Ahead of a round of Arab meetings Thursday, Syria told Arab countries it insists on keeping 3,000 troops and early-warning stations inside Lebanon to maintain its security, an Arab diplomat said. But Arab leaders said the proposal is unworkable.

...The diplomat, who spoke on condition of anonymity, said Syria still wants to keep about 3,000 troops in Lebanon "for the time being" — without giving a timetable — and to keep "early monitoring stations" in eastern Lebanon. The Syrian army already operates radar stations in Dahr el-Baidar, on mountain tops bordering Syria.
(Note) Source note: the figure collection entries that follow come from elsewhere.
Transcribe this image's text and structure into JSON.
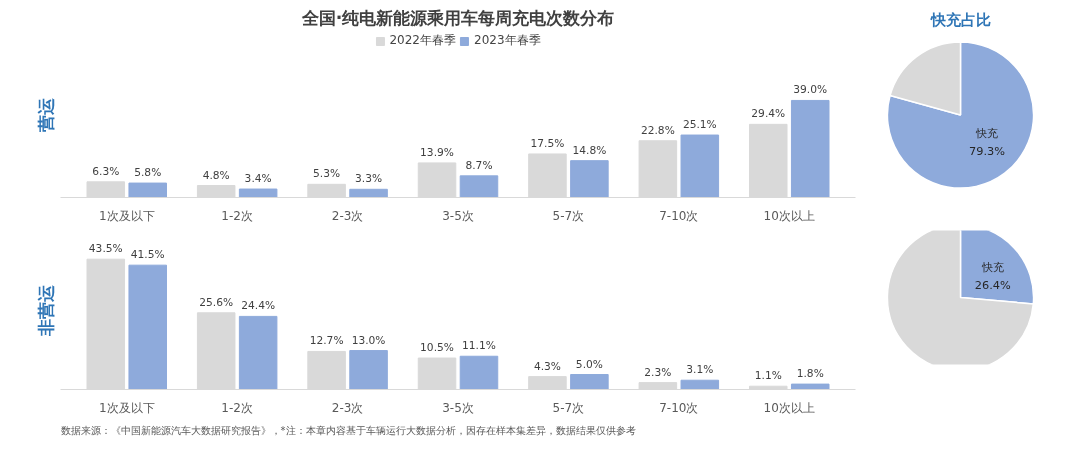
{
  "chart_data": [
    {
      "type": "bar",
      "title": "全国·纯电新能源乘用车每周充电次数分布",
      "ylabel": "营运",
      "legend": "top",
      "categories": [
        "1次及以下",
        "1-2次",
        "2-3次",
        "3-5次",
        "5-7次",
        "7-10次",
        "10次以上"
      ],
      "series": [
        {
          "name": "2022年春季",
          "color": "#d9d9d9",
          "values": [
            6.3,
            4.8,
            5.3,
            13.9,
            17.5,
            22.8,
            29.4
          ],
          "value_labels": [
            "6.3%",
            "4.8%",
            "5.3%",
            "13.9%",
            "17.5%",
            "22.8%",
            "29.4%"
          ]
        },
        {
          "name": "2023年春季",
          "color": "#8eaadb",
          "values": [
            5.8,
            3.4,
            3.3,
            8.7,
            14.8,
            25.1,
            39.0
          ],
          "value_labels": [
            "5.8%",
            "3.4%",
            "3.3%",
            "8.7%",
            "14.8%",
            "25.1%",
            "39.0%"
          ]
        }
      ]
    },
    {
      "type": "bar",
      "ylabel": "非营运",
      "categories": [
        "1次及以下",
        "1-2次",
        "2-3次",
        "3-5次",
        "5-7次",
        "7-10次",
        "10次以上"
      ],
      "series": [
        {
          "color": "#d9d9d9",
          "values": [
            43.5,
            25.6,
            12.7,
            10.5,
            4.3,
            2.3,
            1.1
          ],
          "value_labels": [
            "43.5%",
            "25.6%",
            "12.7%",
            "10.5%",
            "4.3%",
            "2.3%",
            "1.1%"
          ]
        },
        {
          "color": "#8eaadb",
          "values": [
            41.5,
            24.4,
            13.0,
            11.1,
            5.0,
            3.1,
            1.8
          ],
          "value_labels": [
            "41.5%",
            "24.4%",
            "13.0%",
            "11.1%",
            "5.0%",
            "3.1%",
            "1.8%"
          ]
        }
      ],
      "annotations": [
        "数据来源：《中国新能源汽车大数据研究报告》，*注：本章内容基于车辆运行大数据分析，因存在样本集差异，数据结果仅供参考"
      ]
    },
    {
      "type": "pie",
      "title": "快充占比",
      "categories": [
        "快充",
        null
      ],
      "values": [
        79.3,
        20.7
      ],
      "colors": [
        "#8eaadb",
        "#d9d9d9"
      ],
      "value_labels": [
        "79.3%",
        null
      ]
    },
    {
      "type": "pie",
      "categories": [
        "快充",
        null
      ],
      "values": [
        26.4,
        73.6
      ],
      "colors": [
        "#8eaadb",
        "#d9d9d9"
      ],
      "value_labels": [
        "26.4%",
        null
      ]
    }
  ]
}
Diplomacy between Damascus and Beirut's international cooperative is mid-stride to its sixth step since the murder of Rafiq Hariri. The Lebanese can keep neither political nor popular assembly intact with Syria in the room; withdrawal may be fatal rather than ameliorating to Damascus, caught by a Syrian revolution inspired by Lebanon; and President Bush can hardly go further in reproach. If Bashar Assad is as impetuous as thought to be, no more than three future exchanges should take place before one party moves to break from concentric circles.

DON'T COME AROUND HERE NO MORE: Saudi Arabia slapped away the tin cup, and it's unlikely that a United Nations agent dispatched to Lebanon will be the retardant to events that Damascus seeks.